Tomorrow is the final day of “Building a Digital Portfolio,” and with it comes an opportunity for reflection. When I applied for the workshop, I carried several vaguely-defined projects in my head that sounded interesting, but I had no idea of how to pursue them. I attended Digital Humanities events on my campus with great enthusiasm, but wasn’t sure how to engage in meaningful conversations on the projects discussed.
At the end of the two weeks (and a lot of reading!), I feel confident about my working knowledge of the field and relevant vocabularies. As for my projects? It’s a somewhat more complicated story that is best explained by framing them as short, long-term, and intermittent projects.

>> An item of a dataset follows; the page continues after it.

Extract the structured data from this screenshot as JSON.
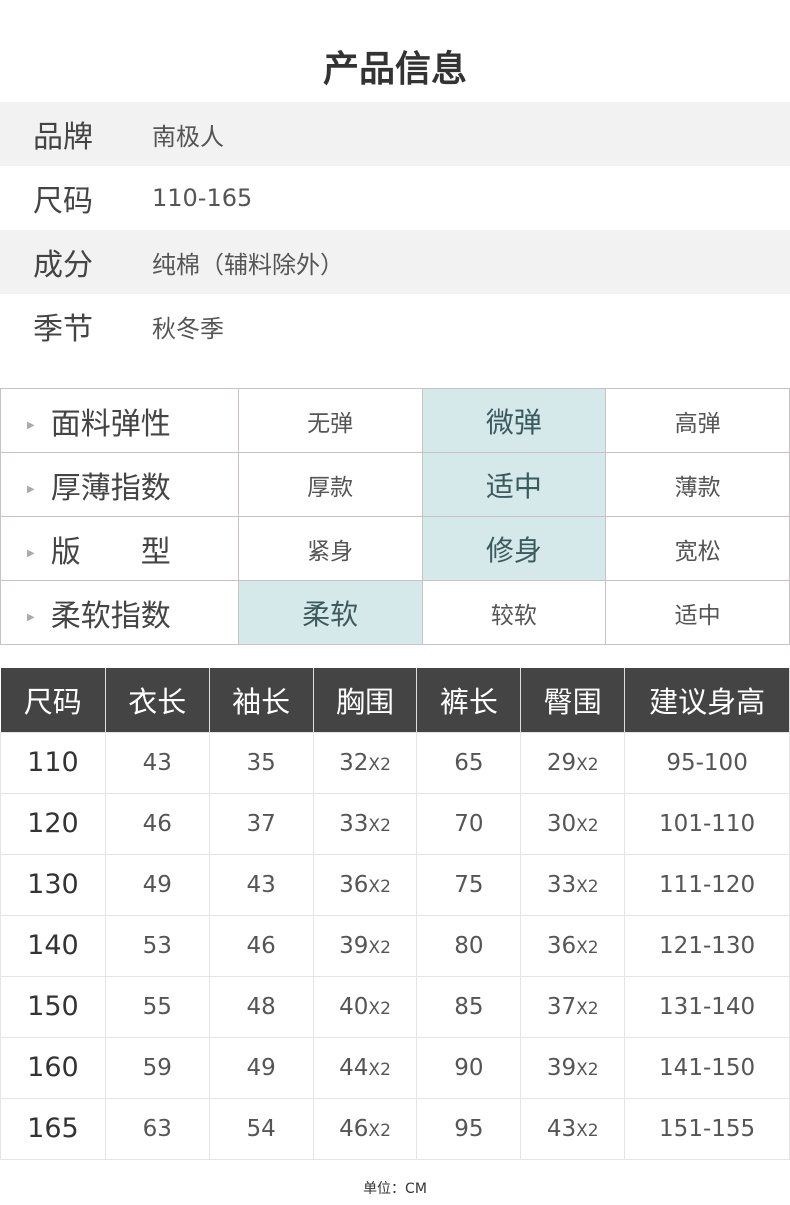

In previous posts, I discussed the possibility of creating a map related to a dissertation chapter, and evaluated different platforms that might be able to support the project. Earlier this week, our session dedicated to mapping platforms helped me to identify what exactly I need my map to do, and how it might function within my larger project. This, however, opened a pandora’s box of questions with regard to the role of this digital tool in my dissertation. I began to wonder if every other chapter needed a corresponding tool, and how to remain consistent without becoming redundant.
As these questions were mounting, we read Paige Morgan’s essay “How to Get a Digital Humanities Project Off the Ground,” which advises against deciding hastily to incorporate a digital component into your dissertation. As a result, I’ve tabled the plan to incorporate the map into the bound version of the dissertation. However, there is still value in creating the map, which consists of a modest number of data points, and can help me to prove the chapter’s overarching argument. When I return home, I plan to begin locating historic maps of Los Angeles that I can use to overlay the generic map that CartoDB offers so as to more accurately represent the changes to the landscape of Watts between 1965-1967.
The idea that compelled me to apply to the workshop initially is a desire to build a database of Los Angeles artworks sited in public spaces (that don’t necessarily fall into the categories of “public” art or “street” art). This is a monumental task, and could constitute a dissertation project in its own right.
I’ve determined to call the task of building this database my “second book project,” which is a catch-all term I generally use to describe everything I’m interested in that can’t fit in my dissertation. However, after hearing Michelle Greet discuss the Transatlantic Encounters database and how it evolved in relation to her second book project, such an undertaking seems quite possible. Although I can’t dedicate a year to building the database right now, I know that I can start collecting data while researching my dissertation, and possibly even build relationships with some of the arts organizations I am writing about that have coordinated relevant projects.
In the midst of strategizing on the short and long-term, this year, I will be teaching two courses: a 70-student class on Chicana/o Art, and a 20-person course on U.S. Art and Visual Culture. In both of these classes, I plan to incorporate digital tools in various ways, and have begun reading about digital pedagogy.
For the Chicana/o Art class, I recently learned about El Museo Eduardo Carrillo, an online archive of works by an Eduardo Carrillo, an important Chicano artist who lived and worked in Santa Cruz and its related rotating exhibitions that features essays by key scholars in the field. In addition to creating an assignment that will invite my students to engage with these materials, I am also considering incorporating an image annotation assignment, as well as a “Wikipedia-editing” assignment that would be directed toward the lackluster “Chicano Art” entry after reading Adeline Koh’s piece featuring suggestions for introducing undergraduates to the digital humanities.
My U.S. Art and Visual Culture class initially planned to use Scalar as a platform for showcasing collaborative student projects, but am still considering what I want my students to take away from the course, and whether Scalar is the right platform for those objectives. Throughout both courses, however, I plan to blog about the process of introducing digital projects into my courses, so stay tuned!
All of this is to say that the workshop has left me with not only a new enthusiasm for my research and teaching, but the world of collaboration and conversation that exists within the digital humanities and digital art history. I not only feel as if I have found a community of scholars whose work resonates with my own, but that within this community, it is possible to contribute to the conversation in a variety of ways.